Dear Baby,
I woke up this morning and cried for a long time. It was barely light out and I'd woken with your father's alarm. I lay in bed for a while in the dark listening to the sounds of him showering and readying himself in the bathroom.
I went to sleep last night feeling unsettled and it was all still there this morning. I called out to your father as he walked by the bedroom on his way to his desk and he came and sat in the bed with me and held me while I cried.
I couldn't really say what it was about. A thousand things. That feeling of wanting to go home, even though I was right there in the spot that's more home than I've been in a long time, in our bedroom with your father's arms around me. The tears dripped down my neck as I wept and yet I could feel you burbling and bumping around in my belly.
I'm afraid of everything that's to come. I'm scared about how much is going to change and I'm overwhelmed by everything that already has. Your dad and I talked last night about how soon after getting married we got pregnant and while I've thought of that from time to time these last few months, I don't think it would make a difference.
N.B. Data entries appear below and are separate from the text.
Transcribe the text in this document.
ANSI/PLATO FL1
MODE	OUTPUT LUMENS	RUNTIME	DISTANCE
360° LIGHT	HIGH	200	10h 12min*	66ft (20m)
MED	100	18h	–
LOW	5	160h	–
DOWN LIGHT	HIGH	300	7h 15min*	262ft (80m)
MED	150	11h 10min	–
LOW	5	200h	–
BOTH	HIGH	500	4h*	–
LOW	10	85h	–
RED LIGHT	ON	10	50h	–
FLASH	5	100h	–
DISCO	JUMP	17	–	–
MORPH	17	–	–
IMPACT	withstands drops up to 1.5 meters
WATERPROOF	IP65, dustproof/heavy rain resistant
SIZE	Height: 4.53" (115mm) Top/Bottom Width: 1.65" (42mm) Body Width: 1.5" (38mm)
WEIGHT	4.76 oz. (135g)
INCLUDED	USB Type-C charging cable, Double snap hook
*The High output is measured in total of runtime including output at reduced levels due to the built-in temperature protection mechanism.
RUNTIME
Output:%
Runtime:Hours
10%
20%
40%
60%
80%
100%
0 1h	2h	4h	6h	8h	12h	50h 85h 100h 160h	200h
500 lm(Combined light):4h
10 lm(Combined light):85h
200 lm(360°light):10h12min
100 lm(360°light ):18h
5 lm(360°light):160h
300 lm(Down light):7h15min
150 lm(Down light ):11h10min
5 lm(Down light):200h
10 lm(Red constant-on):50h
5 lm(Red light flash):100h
This is always going to be hard. There's never going to be some perfect time when both of us are ready for our lives to change as much as they are about to. But I firmly believe you can't have the highs without the lows. For all the moments I've relished my changing body, all the times I've delighted in learning just what my physical self is capable of these last months, for all the ways I'm thrilled about your pending arrival, I'm also mournful for what once was.
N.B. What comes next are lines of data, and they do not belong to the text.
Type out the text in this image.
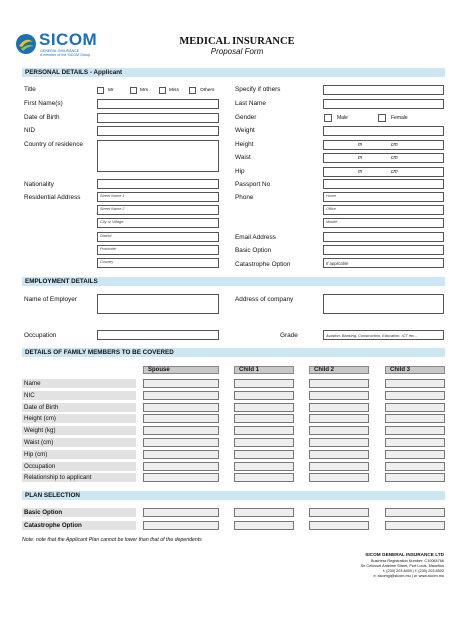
SICOM
GENERAL INSURANCE
A member of the SICOM Group
MEDICAL INSURANCE
Proposal Form
PERSONAL DETAILS - Applicant
Title	Mr	Mrs	Miss	Others
First Name(s)
Date of Birth
NID
Country of residence
Nationality
Residential Address	Street Name 1
Street Name 2
City or Village
District
Postcode
Country
Specify if others
Last Name
Gender	Male	Female
Weight
Height	m	cm
Waist	m	cm
Hip	m	cm
Passport No
Phone	Home
Office
Mobile
Email Address
Basic Option
Catastrophe Option	If applicable
EMPLOYMENT DETAILS
Name of Employer	Address of company
Occupation	Grade	Aviation, Banking, Construction, Education, ICT etc...
DETAILS OF FAMILY MEMBERS TO BE COVERED
Spouse	Child 1	Child 2	Child 3
Name
NIC
Date of Birth
Height (cm)
Weight (kg)
Waist (cm)
Hip (cm)
Occupation
Relationship to applicant
PLAN SELECTION
Basic Option
Catastrophe Option
Note: note that the Applicant Plan cannot be lower than that of the dependents
SICOM GENERAL INSURANCE LTD
Business Registration Number: C10084766
Sir Celicourt Antelme Street, Port Louis, Mauritius
t: (230) 203 8400 | f: (230) 203 8502
e: sicomgi@sicom.mu | w: www.sicom.mu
Oh, my dear, you'll go through so many transitions in this life. For just as overwhelming and scary as these days can be right now, I've been here before. I was here the night before I started college, sitting on the stoop of a restaurant in which I'd been dining with my parents. Our last meal together before they set me free into the world. And I couldn't eat for all that was welling up inside me. I sat on the stoop outside, my mother rubbing my back while I sobbed, ushering me gently into a brave new life.
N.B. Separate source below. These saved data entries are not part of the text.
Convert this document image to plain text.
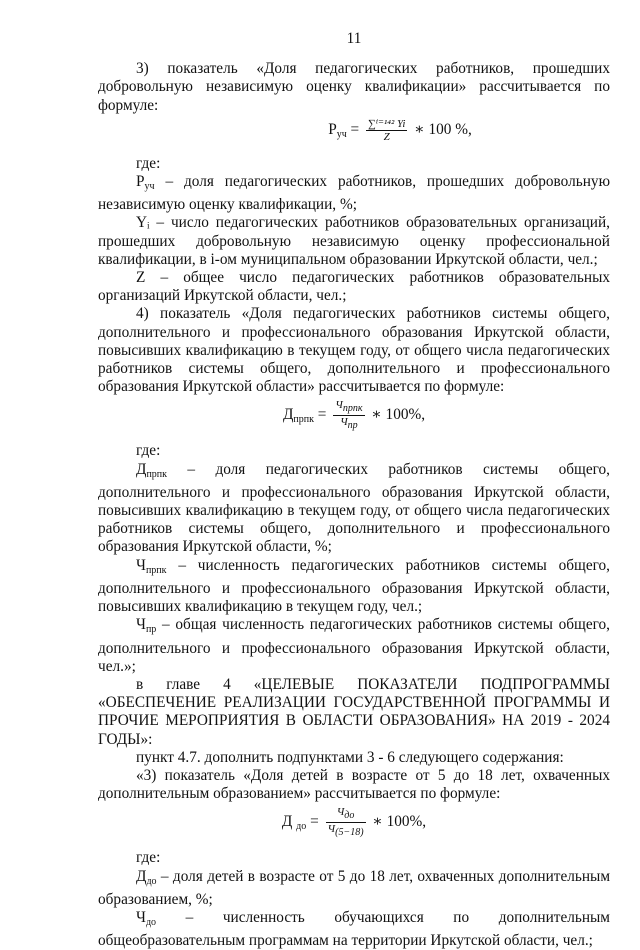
11

3) показатель «Доля педагогических работников, прошедших добровольную независимую оценку квалификации» рассчитывается по формуле:

$Р_{уч} = \frac{\text{∑ⁱ⁼¹⁴² Yi}}{Z}$ ∗ 100 %,
где:

$Р_{уч}$ – доля педагогических работников, прошедших добровольную независимую оценку квалификации, %;

Yᵢ – число педагогических работников образовательных организаций, прошедших добровольную независимую оценку профессиональной квалификации, в i-ом муниципальном образовании Иркутской области, чел.;

Z – общее число педагогических работников образовательных организаций Иркутской области, чел.;

4) показатель «Доля педагогических работников системы общего, дополнительного и профессионального образования Иркутской области, повысивших квалификацию в текущем году, от общего числа педагогических работников системы общего, дополнительного и профессионального образования Иркутской области» рассчитывается по формуле:

$Д_{прпк} = \frac{\text{Чпрпк}}{\text{Чпр}}$ ∗ 100%,
где:

$Д_{прпк}$ – доля педагогических работников системы общего, дополнительного и профессионального образования Иркутской области, повысивших квалификацию в текущем году, от общего числа педагогических работников системы общего, дополнительного и профессионального образования Иркутской области, %;

$Ч_{прпк}$ – численность педагогических работников системы общего, дополнительного и профессионального образования Иркутской области, повысивших квалификацию в текущем году, чел.;

$Ч_{пр}$ – общая численность педагогических работников системы общего, дополнительного и профессионального образования Иркутской области, чел.»;

в главе 4 «ЦЕЛЕВЫЕ ПОКАЗАТЕЛИ ПОДПРОГРАММЫ «ОБЕСПЕЧЕНИЕ РЕАЛИЗАЦИИ ГОСУДАРСТВЕННОЙ ПРОГРАММЫ И ПРОЧИЕ МЕРОПРИЯТИЯ В ОБЛАСТИ ОБРАЗОВАНИЯ» НА 2019 - 2024 ГОДЫ»:

пункт 4.7. дополнить подпунктами 3 - 6 следующего содержания:

«3) показатель «Доля детей в возрасте от 5 до 18 лет, охваченных дополнительным образованием» рассчитывается по формуле:

Д $_{до} = \frac{\text{Чдо}}{Ч(5-18)}$ ∗ 100%,
где:

$Д_{до}$ – доля детей в возрасте от 5 до 18 лет, охваченных дополнительным образованием, %;

$Ч_{до}$ – численность обучающихся по дополнительным общеобразовательным программам на территории Иркутской области, чел.;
And again, the night my father died. Standing on his little patio in the balmy Southern California night air. The flowering hibiscus bush and the quiet slap-slap of the water in the swimming pool the only things pulling me back to this world. I had just watched him take his very last breaths and, in doing so, the whole world had shifted from underneath me. Nothing would ever be the same again.
And it was this way too, the night before I moved to Chicago to start this life with your father. I had tucked myself into bed in a motel in Missouri, the cats hiding under the coffee table my only company. All my belongings in a truck in the parking lot. The feeling that I could just disappear, that this rootless self I was in that moment could simply evaporate. The not knowing of what was to come in the days ahead staining my pillow with warm tears.
I've been here before. And you'll be here as well. In this place of uncertainty. This cliff at the edge of change. And when you are, when you are standing there with tears wetting your beautiful lashes, remember that you are not alone, that we have all stood here before you and that we stand with you now.